To my considerable relief, there’s very little need for the Panda on our three-day stay, though we do razz it down to the hip village of Comporta one afternoon on the pretence of exploring the local area. The beach – wide, sandy, almost empty, save for a couple of laid-back bars serving icy rosé and tapas – is perfect, but I fall harder for the Gomes Supermercados, a dimly-lit warren of culinary joy with an extensive range of tinned sardines in beautiful packaging, and a fabulous pair of goat-shaped salt and pepper shakers that nearly spark divorce proceedings.

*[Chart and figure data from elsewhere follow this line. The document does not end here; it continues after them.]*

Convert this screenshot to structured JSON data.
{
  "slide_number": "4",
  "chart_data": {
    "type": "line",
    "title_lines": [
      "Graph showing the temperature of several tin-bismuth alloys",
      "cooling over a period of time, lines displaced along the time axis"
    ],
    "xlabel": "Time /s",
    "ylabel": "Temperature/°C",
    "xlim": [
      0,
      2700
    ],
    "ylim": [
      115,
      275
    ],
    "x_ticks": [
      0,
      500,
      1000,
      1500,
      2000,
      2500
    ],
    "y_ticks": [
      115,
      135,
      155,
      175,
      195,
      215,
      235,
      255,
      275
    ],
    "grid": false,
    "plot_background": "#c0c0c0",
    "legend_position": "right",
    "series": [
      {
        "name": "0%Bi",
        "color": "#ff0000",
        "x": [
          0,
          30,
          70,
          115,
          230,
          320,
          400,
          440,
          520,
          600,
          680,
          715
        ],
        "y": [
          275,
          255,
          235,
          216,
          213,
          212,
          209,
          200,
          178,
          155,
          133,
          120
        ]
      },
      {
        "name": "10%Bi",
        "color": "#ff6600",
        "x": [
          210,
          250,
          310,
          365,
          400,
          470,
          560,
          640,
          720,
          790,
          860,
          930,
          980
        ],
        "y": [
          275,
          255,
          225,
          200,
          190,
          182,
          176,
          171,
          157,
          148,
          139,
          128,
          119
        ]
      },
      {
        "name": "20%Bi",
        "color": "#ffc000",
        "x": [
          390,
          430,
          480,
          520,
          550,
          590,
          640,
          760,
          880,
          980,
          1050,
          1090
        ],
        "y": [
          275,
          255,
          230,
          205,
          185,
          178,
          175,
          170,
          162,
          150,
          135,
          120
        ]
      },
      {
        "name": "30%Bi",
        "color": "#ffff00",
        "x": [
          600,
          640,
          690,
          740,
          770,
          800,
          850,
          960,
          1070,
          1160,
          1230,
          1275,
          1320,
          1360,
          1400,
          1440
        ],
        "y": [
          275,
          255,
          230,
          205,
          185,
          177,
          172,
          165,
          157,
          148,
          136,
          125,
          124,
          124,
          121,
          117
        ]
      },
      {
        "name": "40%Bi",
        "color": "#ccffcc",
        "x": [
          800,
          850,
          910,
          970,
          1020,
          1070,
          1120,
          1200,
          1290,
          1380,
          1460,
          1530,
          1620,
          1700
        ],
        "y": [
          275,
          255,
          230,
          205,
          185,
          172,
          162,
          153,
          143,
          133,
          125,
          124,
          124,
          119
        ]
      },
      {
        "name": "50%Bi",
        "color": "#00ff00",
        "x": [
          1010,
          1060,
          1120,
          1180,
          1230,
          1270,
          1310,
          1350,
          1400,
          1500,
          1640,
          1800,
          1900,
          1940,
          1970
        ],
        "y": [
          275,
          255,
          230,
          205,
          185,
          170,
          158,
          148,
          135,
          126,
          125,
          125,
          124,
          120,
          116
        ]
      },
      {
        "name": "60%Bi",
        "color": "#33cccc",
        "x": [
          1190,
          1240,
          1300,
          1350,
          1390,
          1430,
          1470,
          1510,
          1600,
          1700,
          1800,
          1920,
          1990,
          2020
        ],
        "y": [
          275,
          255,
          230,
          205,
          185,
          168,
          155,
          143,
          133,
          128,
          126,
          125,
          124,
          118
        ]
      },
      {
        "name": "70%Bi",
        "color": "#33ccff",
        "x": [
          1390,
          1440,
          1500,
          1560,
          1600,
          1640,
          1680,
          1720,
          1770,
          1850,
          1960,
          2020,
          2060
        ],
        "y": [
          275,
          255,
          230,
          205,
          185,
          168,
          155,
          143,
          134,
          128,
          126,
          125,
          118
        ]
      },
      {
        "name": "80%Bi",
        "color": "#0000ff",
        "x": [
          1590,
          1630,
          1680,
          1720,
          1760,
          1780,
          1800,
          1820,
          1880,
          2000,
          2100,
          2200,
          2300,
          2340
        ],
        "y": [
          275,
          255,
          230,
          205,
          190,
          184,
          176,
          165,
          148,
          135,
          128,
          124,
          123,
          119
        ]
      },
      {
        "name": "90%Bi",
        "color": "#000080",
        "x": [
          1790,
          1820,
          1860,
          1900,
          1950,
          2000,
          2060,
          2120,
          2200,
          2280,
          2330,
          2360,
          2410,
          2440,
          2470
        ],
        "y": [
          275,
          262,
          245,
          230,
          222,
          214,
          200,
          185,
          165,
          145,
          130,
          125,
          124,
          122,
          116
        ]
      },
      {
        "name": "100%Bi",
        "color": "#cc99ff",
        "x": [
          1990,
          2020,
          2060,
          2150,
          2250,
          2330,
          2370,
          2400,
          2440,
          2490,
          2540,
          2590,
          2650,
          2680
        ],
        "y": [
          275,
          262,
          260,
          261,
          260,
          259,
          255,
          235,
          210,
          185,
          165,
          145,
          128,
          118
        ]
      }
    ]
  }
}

Otherwise we loll about on dove-grey sun loungers next to the bracing infinity pool, sip margaritas by the sunken fire pit and eat. Mostly we eat. So generous are the breakfasts (pasteis de nata on tap!) that, with the help of the odd olive or 70 we just about manage to hold out until dinner, where we ravage the eclectic, rather sprawling menu like ill-bred locusts, boldly chasing up xara, an Alentejo speciality which I surmise to be brawn, and homemade pickles with rice pudding and avocado ice cream.
If the kitchen sometimes seems to be trying a bit too hard, the food is certainly never boring, which is refreshing in a place where there are no alternatives within walking distance. The two local wines recommended to us are so exceptional I order a case of the white on my phone as the Panda rattles us back to reality. After all, that hard-won 20 cents won’t spend itself.